Card-check proposals basically enable labor unions to form in a workplace simply by collecting signed petitions (or “cards”) from a majority of employees indicating that they favor organizing a union and designating a particular labor union to represent their interests.
Not ‘free choice’
Deceptively titled the “Employee Free Choice Act,” the federal bill would actually make an employee’s choice anything but free—virtually eliminating the secret-ballot voting currently governed and monitored under the National Labor Relations Act.
The same employees who vote by secret ballot for the president of the United States and all other state and federal offices would be forced to vote in public on the question of unionization.
Although political activists can’t approach any voter within 100 feet of the polls in general elections, that basic protection would be denied employees in the union-organizing process.
Nevertheless, President Obama has told labor unions that he supports passage of federal card-check legislation.
HB-6534, approved by the Labor Committee, is a flawed proposal that would create a union card signing election process for state employees. Although it also grants the Connecticut State Board of Labor Relations the authority to handle complaints regarding union card elections, this authority is preempted by the National Labor Relations Act, which sets a formal process for employees to either chose or to reject a union through a secret ballot election conducted by the National Labor Relations Board (NLRB). Unfair labor practices and complaints regarding the union election process are exclusively handled by the NLRB.

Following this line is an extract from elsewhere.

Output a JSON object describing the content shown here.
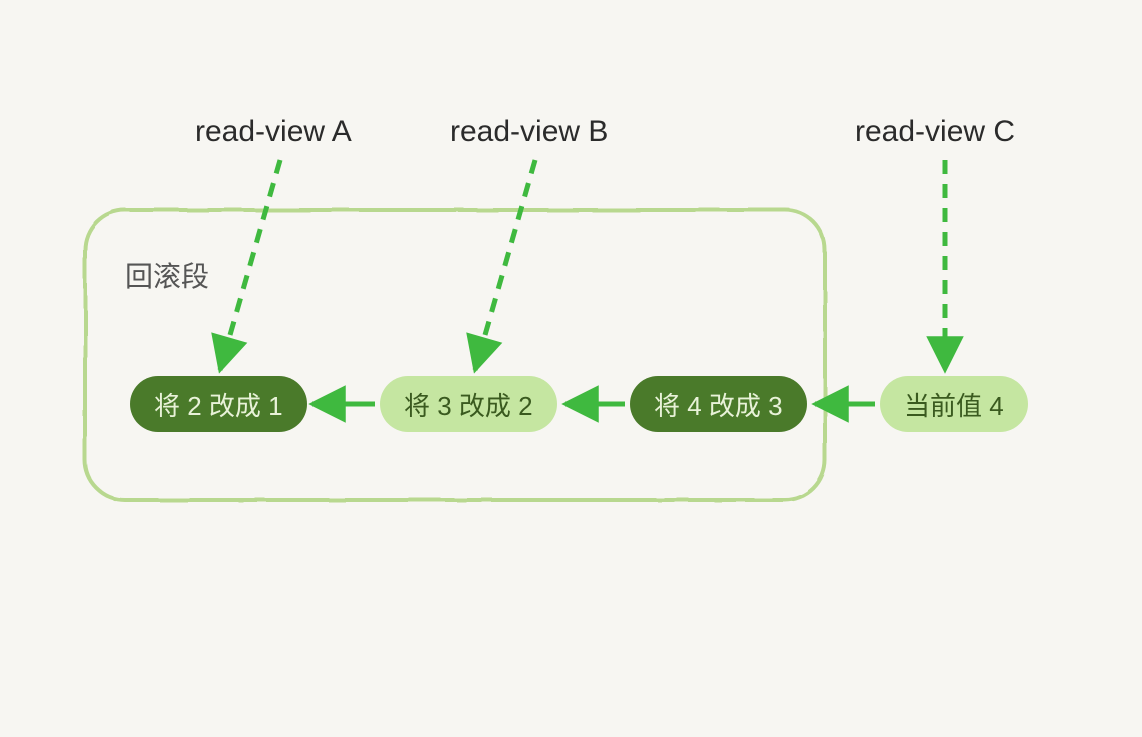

What’s more, as drafted, HB-6534 applies only to state employees, but is certain to be expanded to the private sector.
An employee’s decision about joining a union is an important and personal one—one that should be made privately. Card-check would force employees to make a public, face-to-face decision—increasing the odds that those decisions would be made without adequate information and with significant potential for employees to be pressured into signing the cards.
CBIA opposes card-check proposals because they hand labor organizations a considerable and unfair advantage in the workplace, allowing them to easily organize employees without government safeguards that protect employers and workers alike.
n this very difficult economy, many Connecticut employers are doing everything they can just to stay open; card-check proposals will make it harder for them to succeed.